Protestas en Quito ante el informe de Daniel Noboa
Integrantes de organizaciones sociales y colectivos ciudadanos expresaron su desacuerdo este domingo con el informe presentado por el presidente de Ecuador, Daniel Noboa, ante la Asamblea Nacional. Durante la rendición de cuentas por su primer año en el segundo período presidencial, manifestantes se congregaron en las inmediaciones de la Universidad Central del Ecuador, en Quito, ondeando pancartas y gritando consignas como “Fuera, Noboa, fuera”.
Condiciones de vida en crisis
Rosa Pacheco, miembro del Comité 2 de Octubre, se pronunció sobre la grave situación que enfrenta la población: “estamos cansados de tanta violencia, inseguridad, desempleo y la escasez de medicinas en los hospitales”. La activista cuestionó fuertemente las cifras y logros que Noboa expuso en su intervención, tildándolo de “mitómano”.
Incremento del desempleo y la crisis sanitaria
Pacheco añadió que el deterioro de las condiciones de vida en Ecuador es evidente: “La situación se refleja en las calles”. Enfatizó el aumento del desempleo y la crisis en el sistema de salud pública, mencionando que “vemos morir amigos, familiares y ciudadanos en las puertas de los hospitales”. También alertó sobre la grave situación que enfrentan los pacientes renales debido a la falta de inversión estatal en el sector salud.

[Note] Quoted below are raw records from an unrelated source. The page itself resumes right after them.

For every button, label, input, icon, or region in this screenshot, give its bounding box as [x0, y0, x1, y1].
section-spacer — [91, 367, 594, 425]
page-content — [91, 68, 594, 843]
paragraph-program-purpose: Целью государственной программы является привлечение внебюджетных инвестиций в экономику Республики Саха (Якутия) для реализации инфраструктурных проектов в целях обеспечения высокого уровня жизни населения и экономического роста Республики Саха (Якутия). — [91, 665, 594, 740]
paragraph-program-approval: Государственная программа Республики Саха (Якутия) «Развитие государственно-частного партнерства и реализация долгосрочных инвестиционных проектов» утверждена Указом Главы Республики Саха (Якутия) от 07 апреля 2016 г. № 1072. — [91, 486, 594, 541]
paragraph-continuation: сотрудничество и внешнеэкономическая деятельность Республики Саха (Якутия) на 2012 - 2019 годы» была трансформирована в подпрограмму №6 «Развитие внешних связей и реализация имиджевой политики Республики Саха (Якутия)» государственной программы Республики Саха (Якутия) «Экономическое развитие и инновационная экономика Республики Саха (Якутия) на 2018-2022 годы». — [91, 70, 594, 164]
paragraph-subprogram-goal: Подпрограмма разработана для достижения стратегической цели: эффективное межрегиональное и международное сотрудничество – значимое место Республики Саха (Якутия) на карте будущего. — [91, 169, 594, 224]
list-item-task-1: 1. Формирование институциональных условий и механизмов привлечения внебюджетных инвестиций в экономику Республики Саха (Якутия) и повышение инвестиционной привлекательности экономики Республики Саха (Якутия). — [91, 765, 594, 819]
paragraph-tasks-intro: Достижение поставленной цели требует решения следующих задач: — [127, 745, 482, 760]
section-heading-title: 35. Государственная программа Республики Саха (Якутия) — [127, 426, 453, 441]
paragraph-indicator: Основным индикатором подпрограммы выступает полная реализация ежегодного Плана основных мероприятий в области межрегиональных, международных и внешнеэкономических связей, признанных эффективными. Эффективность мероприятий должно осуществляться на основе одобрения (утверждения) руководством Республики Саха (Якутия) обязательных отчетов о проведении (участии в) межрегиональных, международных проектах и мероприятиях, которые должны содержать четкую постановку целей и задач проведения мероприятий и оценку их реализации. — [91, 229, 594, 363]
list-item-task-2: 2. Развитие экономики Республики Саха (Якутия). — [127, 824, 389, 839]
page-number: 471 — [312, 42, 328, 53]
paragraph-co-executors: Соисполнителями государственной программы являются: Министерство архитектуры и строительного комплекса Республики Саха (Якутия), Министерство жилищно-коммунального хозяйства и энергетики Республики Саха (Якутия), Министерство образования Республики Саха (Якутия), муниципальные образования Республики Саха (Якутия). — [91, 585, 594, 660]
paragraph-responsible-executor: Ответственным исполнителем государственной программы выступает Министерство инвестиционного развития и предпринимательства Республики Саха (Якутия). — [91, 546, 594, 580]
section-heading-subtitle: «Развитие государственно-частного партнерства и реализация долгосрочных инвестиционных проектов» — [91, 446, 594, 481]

Defensa de la gestión gubernamental
Mientras las manifestaciones se llevaban a cabo, el presidente Noboa defendió su gestión económica y de seguridad durante su discurso ante la Asamblea Nacional. Aseguró que su gobierno ha “recuperado la confianza del mundo en Ecuador”, y se jactó de haber reducido el riesgo país, además de reactivar la actividad económica del país. A pesar de sus afirmaciones, los protestantes continuaron expresando su descontento, resaltando la desconexión entre los datos oficiales y la realidad que viven los ciudadanos.
Conclusión y futuro incierto
El descontento popular hacia el gobierno de Noboa subraya la creciente tensión social en Ecuador. Con la aprobación de su gestión en entredicho y una ciudadanía que clama por cambios significativos, el futuro de la administración Noboa se presenta incierto. Las manifestaciones reflejan una necesidad urgente de atención a los problemas estructurales que afectan a la población ecuatoriana.